A EPE (Empresa de Pesquisa Energética) estima que o consumo industrial de energia no país crescerá 80% até 2034, afirma o presidente da estatal, Thiago Prado. Segundo ele, o aumento previsto se deve “principalmente pelo surgimento das grandes cargas consumidoras”, como data centers e inteligência artificial, além de projetos de hidrogênio. O consumo total do país subirá 25% no mesmo período, diz o executivo.
Em entrevista à Agência iNFRA, Prado disse acreditar em uma “nova onda de grandes investimentos em transmissão”. Ele afirmou que a EPE tem uma carteira de estudos que manterá o cronograma de leilões de transmissão para os próximos anos, como um novo bipolo para escoamento da geração renovável no Nordeste e um sistema para atender às cargas para produção de hidrogênio, da ordem de 4 GW (gigawatts).
A estatal também aponta para a necessidade de novos certames de geração, tanto de energia nova para atendimento da demanda crescente, como de leilões anuais de reserva de capacidade para garantir flexibilidade ao sistema. “Na medida que permanecemos agregando fontes renováveis variáveis ao nosso sistema, necessariamente também temos que caminhar com um acréscimo de potência num leilão de reserva de capacidade”, disse.
Thiago Prado ainda defendeu a conclusão de Angra 3. Ele afirmou que a decisão sobre a continuidade das obras da usina, a ser tomada na próxima terça-feira (18) pelo CNPE (Conselho Nacional de Política Energética), deve levar em conta “um olhar além do preço”.
Leia a seguir os principais trechos da entrevista:
Agência iNFRA – Quais as projeções de ampliação da matriz elétrica e da demanda do SIN (Sistema Interligado Nacional) para os próximos anos?
Thiago Prado – As perspectivas são positivas. No PDE (Plano Decenal de Energia) de 2034 temos algo em torno de R$ 3,2 trilhões de estimativa de investimentos na cadeia da energia elétrica, do setor de petróleo e gás natural, e biocombustíveis líquidos. Há uma estimativa de termos um crescimento do consumo total de energia da ordem de 25%. Isso equivale a dizer que em dez anos a gente vai crescer em cerca de 80% o consumo atual da energia do setor industrial.

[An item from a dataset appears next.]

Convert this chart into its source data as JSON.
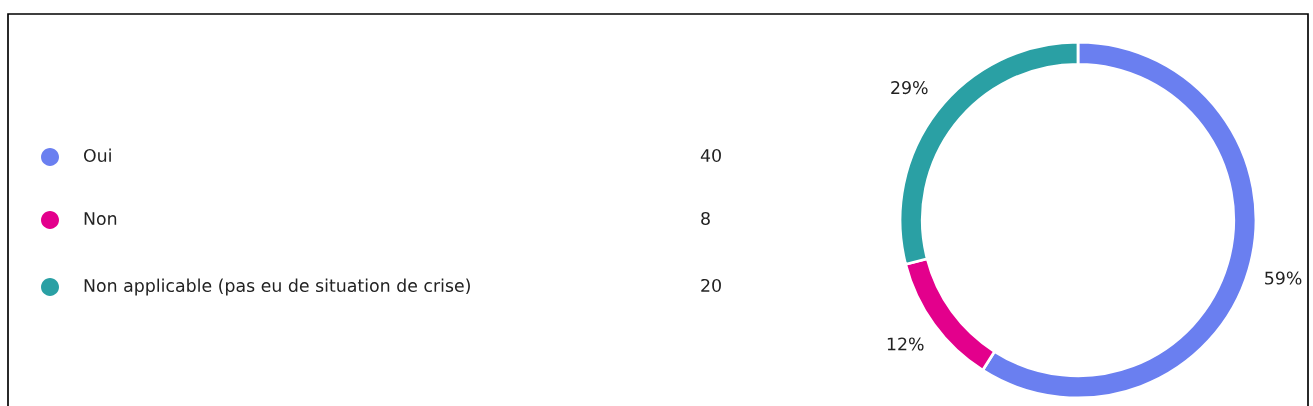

Então são perspectivas de crescimento positivas e de um nível de investimentos intensivo nos próximos dez anos.
Por quais motivos vocês estimam esse aumento de consumo nos próximos dez anos?
É muito em função das discussões de transição energética, a intensidade na eletrificação de alguns segmentos e, principalmente, pelo surgimento das grandes cargas consumidoras.

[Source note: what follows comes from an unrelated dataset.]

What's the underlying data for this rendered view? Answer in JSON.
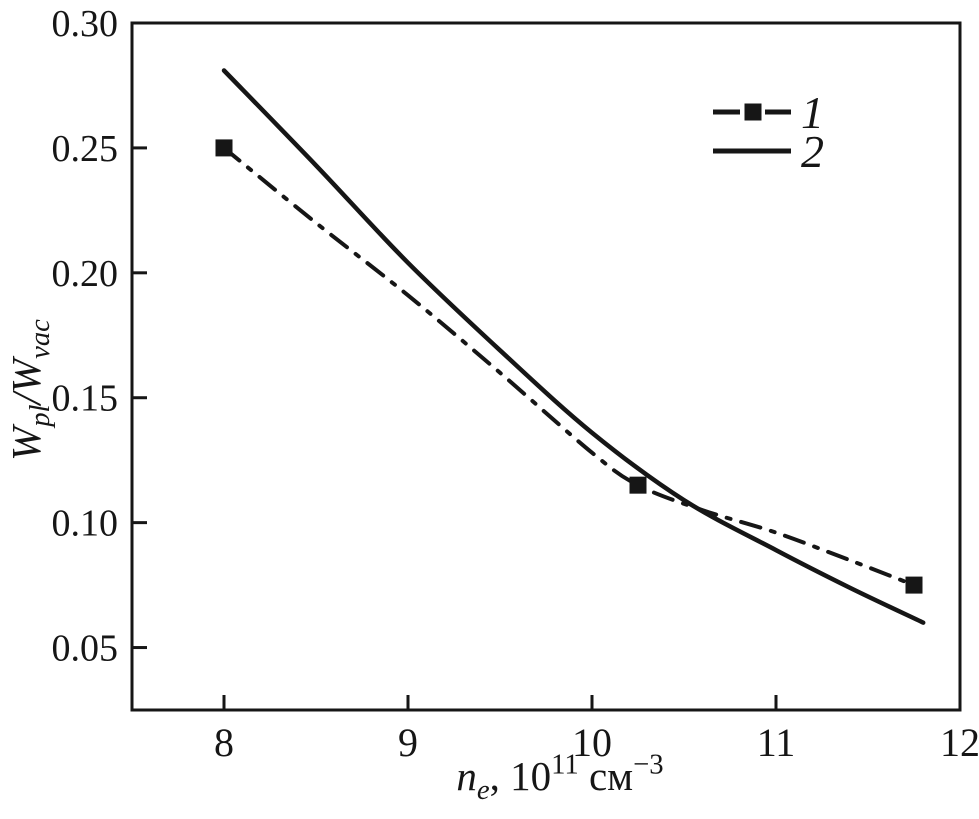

Hoje temos um conjunto de projetos, por exemplo, para hidrogênio, somando algo da ordem de 50 GW de carga. E em data centers e inteligência artificial temos uma demanda estimada da ordem de 13 GW de projetos no Brasil.
Quais os principais desafios hoje para o planejamento do setor elétrico?
Eu diria que o planejamento tem muitos desafios e em diferentes frentes. A gente tem uma frente que o governo federal tem buscado avançar, que é a de pobreza energética. Nós temos um desafio de flexibilidade [operativa], não só no atendimento à ponta, mas também nas rampas (subidas do consumo), e o que fazer nos vales (queda da demanda ao longo do dia). E temos a questão do curtailment.
Em outra frente, a EPE colocou a potencialidade das usinas reversíveis como mais uma tecnologia candidata à discussão regulatória que se encontra na ANEEL (Agência Nacional de Energia Elétrica) sobre armazenamento de energia.
E temos também a frente de mudanças climáticas e adaptação. Essas mudanças já chegaram e a gente precisa olhar como que a infraestrutura do futuro precisa ser concebida para estar alinhada com novos níveis de risco. Além de um olhar para a infraestrutura existente, de como trazer uma abordagem de resiliência e adaptação ao que já existe.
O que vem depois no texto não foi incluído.